Cyber security researchers have found fake malicious versions of Aarogya Setu, the Indian government’s coronavirus contact tracing mobile application. The app gained immense popularity across the country and crossed five million downloads within the first three days from its launch, becoming a target for cybercriminals.
As the world battles against the pandemic, a huge number of coronavirus tracking apps have been developed over the last few months. SonicWall Labs Threats research team found fake Aarogya Setu apps carrying spyware, which is capable of making phone calls, recording audio, send SMS, take pictures and record videos from the camera.
If the user deletes Aarogya Setu app from the device by long pressing the icon > uninstall method, only the legitimate app is removed, while the malicious app would still be available on the device. The only way to remove the malicious app is to remove it from settings > apps > uninstall. This trick has the potential to fool several users who are not vigilant.
The research team observed that some of these malicious apps are piggybacked on the legitimate Aarogya Setu app in the resources folder.
Resources is a system folder which is used to store the values for the details and permissions of apps in the Android OS.
These malicious apps install the legitimate app in the background, a technique used to fool the user into believing that the user installed the legitimate app. In reality, the malicious app executes its criminal functions in the background.
There are a number of fake apps that re-brand the Aarogya Setu icon and application name. In this case, the app is shown as the legitimate Aarogya Setu along-side the legitimate app. Upon execution, users do not see any activity on the screen. However, after some time, the app icon disappears from the app drawer.
Another fake app being shown as an Aarogya Setu Add-on app, is not an official application. As the user installs and executes the app, it requests for the Device-Admin privileges and permission for installation from this source. To look less suspicious to the user, it also installs the official, legitimate Aarogya Setu App from its resource folder.
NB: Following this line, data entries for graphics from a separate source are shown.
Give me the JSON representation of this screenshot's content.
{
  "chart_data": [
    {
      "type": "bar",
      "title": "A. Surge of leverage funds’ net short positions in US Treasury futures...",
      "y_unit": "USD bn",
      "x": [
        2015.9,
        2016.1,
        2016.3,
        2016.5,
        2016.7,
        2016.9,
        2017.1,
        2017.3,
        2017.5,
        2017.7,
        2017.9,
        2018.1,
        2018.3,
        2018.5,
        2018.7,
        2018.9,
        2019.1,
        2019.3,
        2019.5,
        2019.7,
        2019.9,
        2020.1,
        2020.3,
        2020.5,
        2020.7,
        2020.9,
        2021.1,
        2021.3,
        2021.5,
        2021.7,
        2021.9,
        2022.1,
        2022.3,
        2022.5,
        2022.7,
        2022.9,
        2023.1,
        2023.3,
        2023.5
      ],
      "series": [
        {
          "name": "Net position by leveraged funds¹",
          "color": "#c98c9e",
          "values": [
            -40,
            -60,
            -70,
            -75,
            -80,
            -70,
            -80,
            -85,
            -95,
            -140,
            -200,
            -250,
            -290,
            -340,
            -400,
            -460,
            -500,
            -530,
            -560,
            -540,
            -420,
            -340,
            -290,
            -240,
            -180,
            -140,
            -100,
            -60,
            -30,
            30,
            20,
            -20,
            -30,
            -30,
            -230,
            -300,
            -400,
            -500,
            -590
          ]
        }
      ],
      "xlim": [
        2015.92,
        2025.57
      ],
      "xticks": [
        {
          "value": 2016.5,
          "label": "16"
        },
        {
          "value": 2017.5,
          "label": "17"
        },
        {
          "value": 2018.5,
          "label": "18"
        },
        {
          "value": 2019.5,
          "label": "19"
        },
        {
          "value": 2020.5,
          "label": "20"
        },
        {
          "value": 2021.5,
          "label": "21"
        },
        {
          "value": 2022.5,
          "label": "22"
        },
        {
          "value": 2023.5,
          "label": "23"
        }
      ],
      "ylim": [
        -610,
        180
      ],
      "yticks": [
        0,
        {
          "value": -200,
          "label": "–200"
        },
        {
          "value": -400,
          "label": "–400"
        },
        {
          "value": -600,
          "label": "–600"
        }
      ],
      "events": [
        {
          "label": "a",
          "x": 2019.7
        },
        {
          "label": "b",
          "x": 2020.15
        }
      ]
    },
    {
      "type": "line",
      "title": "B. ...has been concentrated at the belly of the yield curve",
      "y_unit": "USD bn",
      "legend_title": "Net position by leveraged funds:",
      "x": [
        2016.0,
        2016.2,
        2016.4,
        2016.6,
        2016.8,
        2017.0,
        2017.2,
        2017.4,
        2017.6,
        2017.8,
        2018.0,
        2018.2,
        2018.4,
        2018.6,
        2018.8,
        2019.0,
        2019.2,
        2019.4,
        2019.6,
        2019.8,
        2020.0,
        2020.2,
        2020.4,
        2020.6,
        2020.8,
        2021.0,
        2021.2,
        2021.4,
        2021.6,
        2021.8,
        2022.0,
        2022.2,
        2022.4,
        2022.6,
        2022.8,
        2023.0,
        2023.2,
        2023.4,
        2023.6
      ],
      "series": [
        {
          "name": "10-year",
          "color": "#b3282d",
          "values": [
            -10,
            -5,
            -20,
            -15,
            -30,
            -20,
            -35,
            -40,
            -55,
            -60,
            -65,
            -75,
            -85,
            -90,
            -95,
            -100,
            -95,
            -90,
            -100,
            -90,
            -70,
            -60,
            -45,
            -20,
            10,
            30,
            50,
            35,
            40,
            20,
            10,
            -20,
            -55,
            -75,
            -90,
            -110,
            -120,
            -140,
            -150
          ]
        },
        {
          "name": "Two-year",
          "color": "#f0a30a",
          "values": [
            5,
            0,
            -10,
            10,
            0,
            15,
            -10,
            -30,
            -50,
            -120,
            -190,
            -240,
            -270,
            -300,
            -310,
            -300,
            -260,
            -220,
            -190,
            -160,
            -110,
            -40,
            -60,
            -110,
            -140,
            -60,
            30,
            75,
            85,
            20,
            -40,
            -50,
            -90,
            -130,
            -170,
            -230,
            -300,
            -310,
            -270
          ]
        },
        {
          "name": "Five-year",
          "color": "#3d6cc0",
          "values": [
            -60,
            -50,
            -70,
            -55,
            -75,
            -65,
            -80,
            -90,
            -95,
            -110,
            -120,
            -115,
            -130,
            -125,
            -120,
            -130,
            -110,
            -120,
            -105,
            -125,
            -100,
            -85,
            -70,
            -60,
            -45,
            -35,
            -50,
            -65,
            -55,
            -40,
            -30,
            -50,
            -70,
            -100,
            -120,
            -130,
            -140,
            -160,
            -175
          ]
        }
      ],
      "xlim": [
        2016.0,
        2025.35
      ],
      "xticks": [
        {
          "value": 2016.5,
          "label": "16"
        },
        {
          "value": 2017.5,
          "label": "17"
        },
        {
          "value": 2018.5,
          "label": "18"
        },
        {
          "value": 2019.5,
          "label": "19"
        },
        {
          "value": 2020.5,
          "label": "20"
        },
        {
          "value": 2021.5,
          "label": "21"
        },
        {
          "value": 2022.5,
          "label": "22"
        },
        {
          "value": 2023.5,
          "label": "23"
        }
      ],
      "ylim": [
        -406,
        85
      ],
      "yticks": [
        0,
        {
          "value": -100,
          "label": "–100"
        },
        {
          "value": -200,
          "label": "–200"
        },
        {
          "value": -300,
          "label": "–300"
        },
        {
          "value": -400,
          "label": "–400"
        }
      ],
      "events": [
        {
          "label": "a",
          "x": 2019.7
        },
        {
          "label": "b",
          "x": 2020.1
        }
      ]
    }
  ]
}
In this case, the malware author has successfully duplicated the official Aarogya Setu icon. Basis the icon, identification of this malicious app is difficult. In most cases, the common element was the containment of spyware capabilities. All these apps contain code that is like the Android spyware SpyNote which can make phone calls, recording audio, send SMS, take pictures and record videos from the camera, and start the spyware every time the device reboots.
“As the Aarogya Setu App gained popularity in India, it became a target for malware creators. With increasing cyberthreats it appears that cybercriminals are working overtime to create dissonance among mass app users. We advise Android users to exercise maximum caution while downloading and using the Aarogya Setu App," said Debasish Mukherjee as VP, Regional Sales - APAC at SonicWall.